Le ministère public sud-coréen a formellement accusé ce samedi l'ex-président Yoon Suk Yeol d'avoir donné son accord à l'armée pour utiliser la force dans le but de pénétrer dans l'assemblée nationale durant sa tentative infructueuse d'imposer la loi martiale, déclenchant ainsi une crise politique majeure. Près d'un mois après ce coup d'état, la quatrième économie asiatique se trouve plongée dans un désordre politique accru par la destitution, vendredi dernier, de l'exécutif provisoire en fonction depuis moins de deux semaines.
Alors que des manifestations en faveur et contre Yoon se déroulent samedi, le parquet a publié le rapport d'inculpation de l'ex-ministre de la Défense, Kim Yong-hyun. Ce dernier est perçu comme celui qui aurait encouragé l'ancien président à décréter la loi martiale. Celle-ci a été proclamée le 3 décembre de manière inattendue, alors que le président avait ordonné à l'armée de se rendre au Parlement. "Vous n'êtes pas encore entrés? Que faites-vous? Défoncez la porte et sortez-les, même si vous devez ouvrir le feu", aurait-il déclaré le 3 décembre lors d'une conversation téléphonique avec le commandant militaire de Séoul, Lee Jin-woo, selon les affirmations du parquet.
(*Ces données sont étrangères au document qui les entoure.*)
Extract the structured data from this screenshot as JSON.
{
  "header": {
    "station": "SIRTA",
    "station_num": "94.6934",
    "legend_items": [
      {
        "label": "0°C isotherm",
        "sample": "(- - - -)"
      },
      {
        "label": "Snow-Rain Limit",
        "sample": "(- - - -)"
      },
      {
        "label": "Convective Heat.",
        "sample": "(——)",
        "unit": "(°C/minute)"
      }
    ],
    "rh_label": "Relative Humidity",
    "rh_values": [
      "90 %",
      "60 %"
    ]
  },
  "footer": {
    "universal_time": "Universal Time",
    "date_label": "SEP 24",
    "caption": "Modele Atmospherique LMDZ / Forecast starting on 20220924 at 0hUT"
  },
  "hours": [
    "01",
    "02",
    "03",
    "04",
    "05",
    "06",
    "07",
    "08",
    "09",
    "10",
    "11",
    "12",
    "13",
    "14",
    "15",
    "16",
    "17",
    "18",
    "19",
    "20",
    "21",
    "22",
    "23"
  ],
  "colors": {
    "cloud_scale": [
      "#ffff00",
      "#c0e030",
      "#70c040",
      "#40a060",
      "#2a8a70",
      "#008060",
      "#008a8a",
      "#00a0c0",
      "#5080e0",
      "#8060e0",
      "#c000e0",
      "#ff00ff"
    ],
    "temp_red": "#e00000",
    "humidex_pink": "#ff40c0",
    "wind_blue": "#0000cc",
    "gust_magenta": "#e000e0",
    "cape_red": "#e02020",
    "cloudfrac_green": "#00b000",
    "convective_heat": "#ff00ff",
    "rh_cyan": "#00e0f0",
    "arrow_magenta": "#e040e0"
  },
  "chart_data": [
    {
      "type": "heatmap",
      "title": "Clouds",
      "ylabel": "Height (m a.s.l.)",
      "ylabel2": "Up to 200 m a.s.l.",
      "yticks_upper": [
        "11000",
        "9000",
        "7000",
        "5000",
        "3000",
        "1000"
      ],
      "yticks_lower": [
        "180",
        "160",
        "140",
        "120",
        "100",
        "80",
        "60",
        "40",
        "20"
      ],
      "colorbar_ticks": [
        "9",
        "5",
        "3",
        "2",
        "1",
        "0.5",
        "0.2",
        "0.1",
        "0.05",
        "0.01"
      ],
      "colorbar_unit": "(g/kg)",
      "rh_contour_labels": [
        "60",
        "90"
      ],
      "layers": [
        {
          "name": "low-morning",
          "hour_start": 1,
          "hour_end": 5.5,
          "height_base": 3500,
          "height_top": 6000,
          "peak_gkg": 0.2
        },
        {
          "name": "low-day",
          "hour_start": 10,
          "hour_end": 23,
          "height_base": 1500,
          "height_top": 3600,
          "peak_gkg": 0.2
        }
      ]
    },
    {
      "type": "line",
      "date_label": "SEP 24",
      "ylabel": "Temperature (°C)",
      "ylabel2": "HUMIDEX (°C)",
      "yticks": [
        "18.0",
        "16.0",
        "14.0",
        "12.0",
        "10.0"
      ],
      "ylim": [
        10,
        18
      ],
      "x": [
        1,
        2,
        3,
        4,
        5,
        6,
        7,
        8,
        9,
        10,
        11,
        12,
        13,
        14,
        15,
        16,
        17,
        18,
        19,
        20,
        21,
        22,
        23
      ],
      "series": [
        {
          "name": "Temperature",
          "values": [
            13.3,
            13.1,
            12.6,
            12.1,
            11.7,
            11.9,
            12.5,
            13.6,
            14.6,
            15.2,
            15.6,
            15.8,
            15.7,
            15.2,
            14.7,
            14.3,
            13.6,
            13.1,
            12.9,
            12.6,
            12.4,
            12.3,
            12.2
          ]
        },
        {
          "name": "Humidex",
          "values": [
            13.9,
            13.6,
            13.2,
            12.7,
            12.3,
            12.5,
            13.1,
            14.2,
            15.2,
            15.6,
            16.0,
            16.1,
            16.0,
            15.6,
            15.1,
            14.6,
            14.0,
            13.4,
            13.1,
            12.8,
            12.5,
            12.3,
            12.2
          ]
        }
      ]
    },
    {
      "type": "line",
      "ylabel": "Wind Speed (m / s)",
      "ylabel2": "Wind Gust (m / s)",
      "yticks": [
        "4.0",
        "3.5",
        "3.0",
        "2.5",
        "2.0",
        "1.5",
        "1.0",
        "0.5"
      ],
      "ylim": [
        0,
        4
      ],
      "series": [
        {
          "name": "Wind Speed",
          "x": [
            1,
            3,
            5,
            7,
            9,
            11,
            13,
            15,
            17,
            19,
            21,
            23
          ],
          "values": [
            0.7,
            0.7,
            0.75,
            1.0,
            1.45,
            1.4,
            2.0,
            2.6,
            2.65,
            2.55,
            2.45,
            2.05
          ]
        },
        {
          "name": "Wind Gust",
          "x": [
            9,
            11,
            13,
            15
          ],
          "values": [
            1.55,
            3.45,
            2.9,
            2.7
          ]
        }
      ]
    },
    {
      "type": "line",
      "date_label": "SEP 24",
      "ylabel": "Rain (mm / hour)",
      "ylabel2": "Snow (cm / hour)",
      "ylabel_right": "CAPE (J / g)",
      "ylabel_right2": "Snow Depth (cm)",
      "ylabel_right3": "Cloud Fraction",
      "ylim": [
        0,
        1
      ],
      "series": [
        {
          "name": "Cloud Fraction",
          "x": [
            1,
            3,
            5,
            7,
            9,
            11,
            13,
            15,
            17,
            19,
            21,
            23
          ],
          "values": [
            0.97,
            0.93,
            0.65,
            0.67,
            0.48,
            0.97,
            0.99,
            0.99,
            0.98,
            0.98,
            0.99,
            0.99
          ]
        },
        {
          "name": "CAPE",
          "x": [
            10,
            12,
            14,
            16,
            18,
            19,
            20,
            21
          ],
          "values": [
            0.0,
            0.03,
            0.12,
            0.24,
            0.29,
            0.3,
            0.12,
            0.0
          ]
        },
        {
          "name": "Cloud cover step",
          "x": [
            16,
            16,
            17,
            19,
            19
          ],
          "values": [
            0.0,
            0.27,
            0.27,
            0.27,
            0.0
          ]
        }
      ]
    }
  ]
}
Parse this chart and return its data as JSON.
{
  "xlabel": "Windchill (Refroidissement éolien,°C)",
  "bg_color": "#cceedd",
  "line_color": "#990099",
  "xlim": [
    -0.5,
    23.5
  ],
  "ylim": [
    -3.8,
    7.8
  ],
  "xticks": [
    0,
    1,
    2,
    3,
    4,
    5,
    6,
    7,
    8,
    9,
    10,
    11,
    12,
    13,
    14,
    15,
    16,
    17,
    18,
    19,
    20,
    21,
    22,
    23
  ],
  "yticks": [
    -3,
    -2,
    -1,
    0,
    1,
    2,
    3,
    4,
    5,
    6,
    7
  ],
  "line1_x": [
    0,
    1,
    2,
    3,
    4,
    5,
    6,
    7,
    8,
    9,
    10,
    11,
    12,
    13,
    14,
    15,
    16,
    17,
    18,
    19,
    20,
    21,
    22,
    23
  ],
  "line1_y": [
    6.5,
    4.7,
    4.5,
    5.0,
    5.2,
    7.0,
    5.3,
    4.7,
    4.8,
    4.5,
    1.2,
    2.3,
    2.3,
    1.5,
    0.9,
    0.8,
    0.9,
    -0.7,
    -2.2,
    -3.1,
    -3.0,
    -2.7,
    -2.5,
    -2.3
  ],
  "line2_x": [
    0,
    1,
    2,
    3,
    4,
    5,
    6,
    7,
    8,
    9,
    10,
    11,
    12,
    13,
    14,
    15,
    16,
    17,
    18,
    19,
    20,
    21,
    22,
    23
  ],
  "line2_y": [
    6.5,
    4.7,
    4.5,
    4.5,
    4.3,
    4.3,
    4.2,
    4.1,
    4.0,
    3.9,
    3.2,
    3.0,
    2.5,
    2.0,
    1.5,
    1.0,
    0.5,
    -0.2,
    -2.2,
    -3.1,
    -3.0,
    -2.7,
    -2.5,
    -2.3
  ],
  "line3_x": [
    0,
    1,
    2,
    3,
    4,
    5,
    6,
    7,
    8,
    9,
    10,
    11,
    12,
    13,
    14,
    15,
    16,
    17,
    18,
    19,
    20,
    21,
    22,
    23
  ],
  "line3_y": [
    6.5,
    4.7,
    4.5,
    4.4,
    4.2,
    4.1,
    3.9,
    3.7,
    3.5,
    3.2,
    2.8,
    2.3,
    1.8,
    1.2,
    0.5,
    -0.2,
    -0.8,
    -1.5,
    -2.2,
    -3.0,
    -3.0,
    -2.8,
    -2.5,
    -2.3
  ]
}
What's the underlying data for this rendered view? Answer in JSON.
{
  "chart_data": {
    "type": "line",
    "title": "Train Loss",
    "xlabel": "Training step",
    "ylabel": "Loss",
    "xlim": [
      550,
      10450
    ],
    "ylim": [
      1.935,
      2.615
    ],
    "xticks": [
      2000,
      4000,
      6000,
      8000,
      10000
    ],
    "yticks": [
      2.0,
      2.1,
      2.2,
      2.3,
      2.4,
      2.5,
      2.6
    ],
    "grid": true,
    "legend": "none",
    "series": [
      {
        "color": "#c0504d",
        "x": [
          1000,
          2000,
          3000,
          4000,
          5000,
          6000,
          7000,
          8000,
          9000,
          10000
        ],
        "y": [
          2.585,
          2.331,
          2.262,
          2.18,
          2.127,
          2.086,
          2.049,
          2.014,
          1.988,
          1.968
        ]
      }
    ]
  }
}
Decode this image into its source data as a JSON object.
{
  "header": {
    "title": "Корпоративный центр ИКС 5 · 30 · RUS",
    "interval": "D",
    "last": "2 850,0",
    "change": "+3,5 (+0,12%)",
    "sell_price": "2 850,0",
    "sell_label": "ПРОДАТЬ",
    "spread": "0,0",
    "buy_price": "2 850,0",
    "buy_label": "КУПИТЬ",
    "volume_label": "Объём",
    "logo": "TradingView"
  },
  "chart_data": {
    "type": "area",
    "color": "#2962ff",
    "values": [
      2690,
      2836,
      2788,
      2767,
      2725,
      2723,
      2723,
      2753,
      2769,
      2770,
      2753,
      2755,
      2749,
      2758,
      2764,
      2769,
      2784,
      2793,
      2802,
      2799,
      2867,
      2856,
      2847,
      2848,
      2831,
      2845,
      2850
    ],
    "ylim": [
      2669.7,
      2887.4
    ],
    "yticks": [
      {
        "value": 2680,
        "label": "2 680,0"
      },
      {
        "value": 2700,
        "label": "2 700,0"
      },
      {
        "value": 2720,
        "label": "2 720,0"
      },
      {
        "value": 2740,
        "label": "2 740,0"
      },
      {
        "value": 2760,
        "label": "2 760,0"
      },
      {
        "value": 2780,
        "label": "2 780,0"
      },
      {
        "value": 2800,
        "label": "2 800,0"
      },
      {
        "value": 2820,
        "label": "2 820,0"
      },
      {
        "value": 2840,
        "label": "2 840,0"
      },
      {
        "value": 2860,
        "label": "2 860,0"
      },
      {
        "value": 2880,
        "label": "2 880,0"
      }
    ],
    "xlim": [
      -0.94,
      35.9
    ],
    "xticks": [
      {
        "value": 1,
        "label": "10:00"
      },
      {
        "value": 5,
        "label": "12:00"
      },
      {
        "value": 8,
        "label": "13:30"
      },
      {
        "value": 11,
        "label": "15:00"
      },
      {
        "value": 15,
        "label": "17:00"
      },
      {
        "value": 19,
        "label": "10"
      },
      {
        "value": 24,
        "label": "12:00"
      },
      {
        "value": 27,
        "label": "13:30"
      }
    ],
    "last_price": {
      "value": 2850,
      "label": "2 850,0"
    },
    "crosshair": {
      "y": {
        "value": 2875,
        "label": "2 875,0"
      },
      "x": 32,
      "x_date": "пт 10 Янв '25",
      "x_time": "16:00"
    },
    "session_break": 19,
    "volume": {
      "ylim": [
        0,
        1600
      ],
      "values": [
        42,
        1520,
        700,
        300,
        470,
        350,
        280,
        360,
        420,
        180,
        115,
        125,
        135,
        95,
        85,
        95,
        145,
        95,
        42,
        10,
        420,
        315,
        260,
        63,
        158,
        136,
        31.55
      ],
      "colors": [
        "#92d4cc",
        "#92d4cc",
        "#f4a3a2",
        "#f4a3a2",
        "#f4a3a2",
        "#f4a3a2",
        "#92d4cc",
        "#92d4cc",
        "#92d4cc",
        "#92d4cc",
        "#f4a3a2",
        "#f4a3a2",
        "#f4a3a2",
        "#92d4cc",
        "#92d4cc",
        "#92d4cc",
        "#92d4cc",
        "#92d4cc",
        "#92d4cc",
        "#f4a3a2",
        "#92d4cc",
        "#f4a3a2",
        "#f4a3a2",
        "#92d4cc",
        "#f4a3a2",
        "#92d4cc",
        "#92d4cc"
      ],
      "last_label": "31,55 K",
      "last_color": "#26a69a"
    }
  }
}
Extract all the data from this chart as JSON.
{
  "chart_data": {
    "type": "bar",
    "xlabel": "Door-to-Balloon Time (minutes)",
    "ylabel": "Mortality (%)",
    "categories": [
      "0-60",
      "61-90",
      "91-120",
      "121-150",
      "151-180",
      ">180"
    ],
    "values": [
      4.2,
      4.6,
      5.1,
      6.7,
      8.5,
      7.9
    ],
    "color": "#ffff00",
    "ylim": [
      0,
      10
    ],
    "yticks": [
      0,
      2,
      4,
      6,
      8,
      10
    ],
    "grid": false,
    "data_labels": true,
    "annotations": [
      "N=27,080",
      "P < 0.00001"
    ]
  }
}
Suite à la proclamation de la loi martiale, des troupes lourdement armées ont envahi l'assemblée, escaladant barrières et fenêtres, et certains soldats ont même été déposés par hélicoptère. Selon le rapport de dix pages, le président Yoon aurait aussi ordonné au chef du service de contre-espionnage militaire, le général Kwak Jong-keun, de "se rendre rapidement à l'intérieur" du Parlement. "Débusquez les personnes à l'intérieur de l'hémicycle, détruisez les portes avec une hache si besoin", aurait-il insisté, d'après le rapport, qui indique que le président aurait discuté de la loi martiale dès le mois de mars avec des hauts gradés militaires.
Bien que les parlementaires aient voté contre la loi martiale dès l’aube du 4 décembre, l'ancien président Yoon aurait affirmé à M. Lee qu'il la décréterait "une seconde et une troisième fois". L'avocat de M. Yoon, Yoon Kab-keun, a déclaré à l'AFP que les informations du parquet sont partiales et ne correspondent "ni à des faits objectifs ni au bon sens". Lors d'une allocution en décembre, M. Yoon avait nié toute intention de proclamer à nouveau la loi martiale et avait exprimé ses regrets pour "l'angoisse et les désagréments" causés.
Destitué de ses fonctions, l'ancien président fait l'objet d'une enquête pour "rébellion", un crime passible de la peine capitale. Il reste néanmoins officiellement en fonction en attendant le verdict de la Cour constitutionnelle, qui dispose de six mois pour confirmer ou annuler la décision des parlementaires. Dans l'opposition, le député du Parti démocrate Kang Sun-woo a qualifié le rapport du parquet de révélateur de la "terrible et indéniable vérité" sur Yoon Suk Yeol, qu'il a qualifié de "chef de la trahison", réclamant son arrestation "immédiate".
Le Bureau d'enquête sur la corruption, qui centralise les investigations, a déjà convoqué à deux reprises l'ancien président pour l'interroger. Toutefois, M. Yoon ne s'est pas présenté à ces convocations. Les enquêteurs lui ont adressé jeudi une troisième convocation pour un entretien prévu dimanche matin.
Sur le plan politique, la Corée du Sud connaît son troisième dirigeant en moins d'un mois : le président par intérim en exercice depuis mi-décembre, le Premier ministre Han Duck-soo, a été destitué à son tour vendredi. Les députés lui reprochent d'avoir tenté d'entraver l'enquête sur le coup de force de son prédécesseur. Le nouveau chef de l'État par intérim, le ministre des Finances Choi Sang-mok, a promis de "mettre un terme à la crise gouvernementale".
Néanmoins, la situation est sans précédent pour le pays, qui est plongé dans une incertitude ayant provoqué vendredi une chute de sa monnaie au plus bas depuis seize ans. Des dizaines de milliers de personnes des deux camps se sont rassemblées samedi à Séoul, les opposants à Yoon arborant des pancartes demandant l'arrestation de l'ancien président.
Du côté de ses partisans, Danny Ko, 31 ans, défend la loi martiale contre une opposition qu'il qualifie d'"insurrectionnelle" : "Maintenant, le Parti démocrate va destituer (le ministre des Finances et nouveau président par intérim) Choi Sang-mok, comme Han, et le pays va sombrer dans la folie", a-t-il déclaré à l'AFP.